India has a gold problem.
As the largest importer of gold in the world, India suffers from a current accounts deficit so severe (standing at 5.6% of GDP) that it threatens the economy. The Reserve Bank of India, India's central bank, cannot cut interest rates to stimulate the economy due to the CAD. Credit rating agencies are warning the government in New Delhi that, unless fiscal deficits and current accounts deficits are not addressed promptly, the nation risks a credit downgrade to junk status. Gold is the second-largest component of that CAD, behind oil.
The money Indian citizens spend on imports of gold coins, bars and jewelry leave the country and disappear from the economy. Reuters reports that experts estimate that the people of India have 20,000 metric tonnes of gold stored in their homes, far more than the U.S. Federal Reserve has. In an attempt to stem gold imports, the Indian government has raised import tariffs on gold from 2% to 6% in the last two years, and has also raised duties on unrefined gold. These added costs helped cut gold imports by 25% last year, but it was not nearly enough to stop the CAD from expanding. The new taxes have made gold smuggling, already a problem, much more profitable.
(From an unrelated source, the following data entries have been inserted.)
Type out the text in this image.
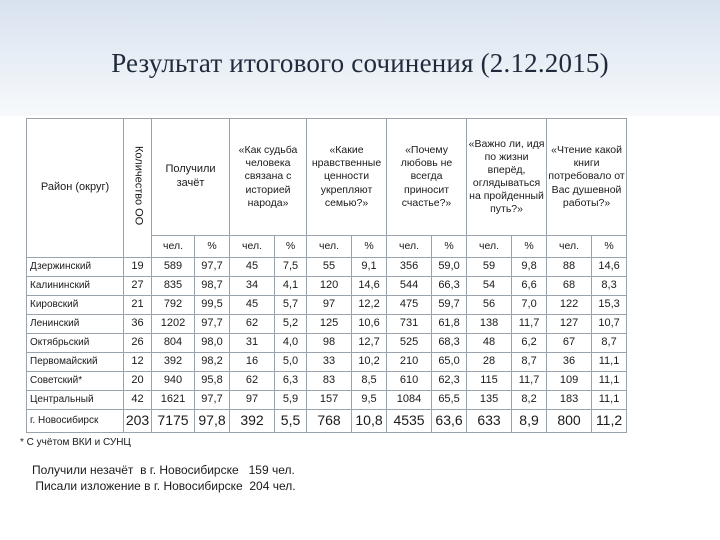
Результат итогового сочинения (2.12.2015)
Район (округ)	Количество ОО	Получили зачёт		«Как судьба человека связана с историей народа»		«Какие нравственные ценности укрепляют семью?»		«Почему любовь не всегда приносит счастье?»		«Важно ли, идя по жизни вперёд, оглядываться на пройденный путь?»		«Чтение какой книги потребовало от Вас душевной работы?»	
		чел.	%	чел.	%	чел.	%	чел.	%	чел.	%	чел.	%
Дзержинский	19	589	97,7	45	7,5	55	9,1	356	59,0	59	9,8	88	14,6
Калининский	27	835	98,7	34	4,1	120	14,6	544	66,3	54	6,6	68	8,3
Кировский	21	792	99,5	45	5,7	97	12,2	475	59,7	56	7,0	122	15,3
Ленинский	36	1202	97,7	62	5,2	125	10,6	731	61,8	138	11,7	127	10,7
Октябрьский	26	804	98,0	31	4,0	98	12,7	525	68,3	48	6,2	67	8,7
Первомайский	12	392	98,2	16	5,0	33	10,2	210	65,0	28	8,7	36	11,1
Советский*	20	940	95,8	62	6,3	83	8,5	610	62,3	115	11,7	109	11,1
Центральный	42	1621	97,7	97	5,9	157	9,5	1084	65,5	135	8,2	183	11,1
г. Новосибирск	203	7175	97,8	392	5,5	768	10,8	4535	63,6	633	8,9	800	11,2
* С учётом ВКИ и СУНЦ
Получили незачёт  в г. Новосибирске   159 чел.
Писали изложение в г. Новосибирске  204 чел.
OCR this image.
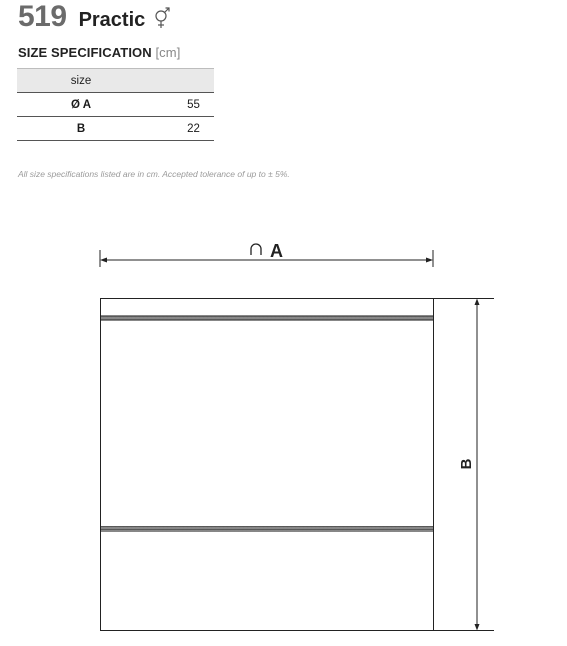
519 Practic
SIZE SPECIFICATION [cm]
size	
Ø A	55
B	22
All size specifications listed are in cm. Accepted tolerance of up to ± 5%.
A
B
Now the central bank of India is considering more drastic measures according to Reuters, such as restricting gold imports by banks if the current account deficit remains at present levels. 60% of gold imported into India is through banks. But they are also looking at introducing gold-linked or gold-backed savings plans, as Turkey did last year. These measures have helped Turkey in reducing its current accounts deficit.
Turkey has a similar history of periods of hyperinflation, which has trained their citizens to hoard gold much as the Indians do. The Turkish central bank implemented some novel ideas in an attempt to coax the billons of dollars of gold back into the economy. Turkish banks are now allowed to hold up to 30% of their required reserves in gold, and to offer gold-based deposit accounts. This allows citizens to borrow against their gold which is held by the banks, which in effect reintroduces the gold into the economy. The results have strengthened the Turkish lira, lowered interest rates, lowered the current accounts deficit, and saved Turkish government bonds from being downgraded. These efforts have been so successful, that Turkey has had to take corrective measures: When the lira rose too fast, the central bank required banks to store more foreign cash and gold in reserve at the central bank, removing excess money from the system. (Read more in Adrian Ash's article on Market Oracle.)
The Reserve Bank of India hopes similar measures will help them. Strategies that it is pondering include gold-linked investment vehicles for private citizens as an alternative to hoarding physical gold; inflation-linked bonds; setting up a special bank to buy gold from Indians at higher than market rate; and removing incentives for banks to loan physical gold at a discount to large jewelers.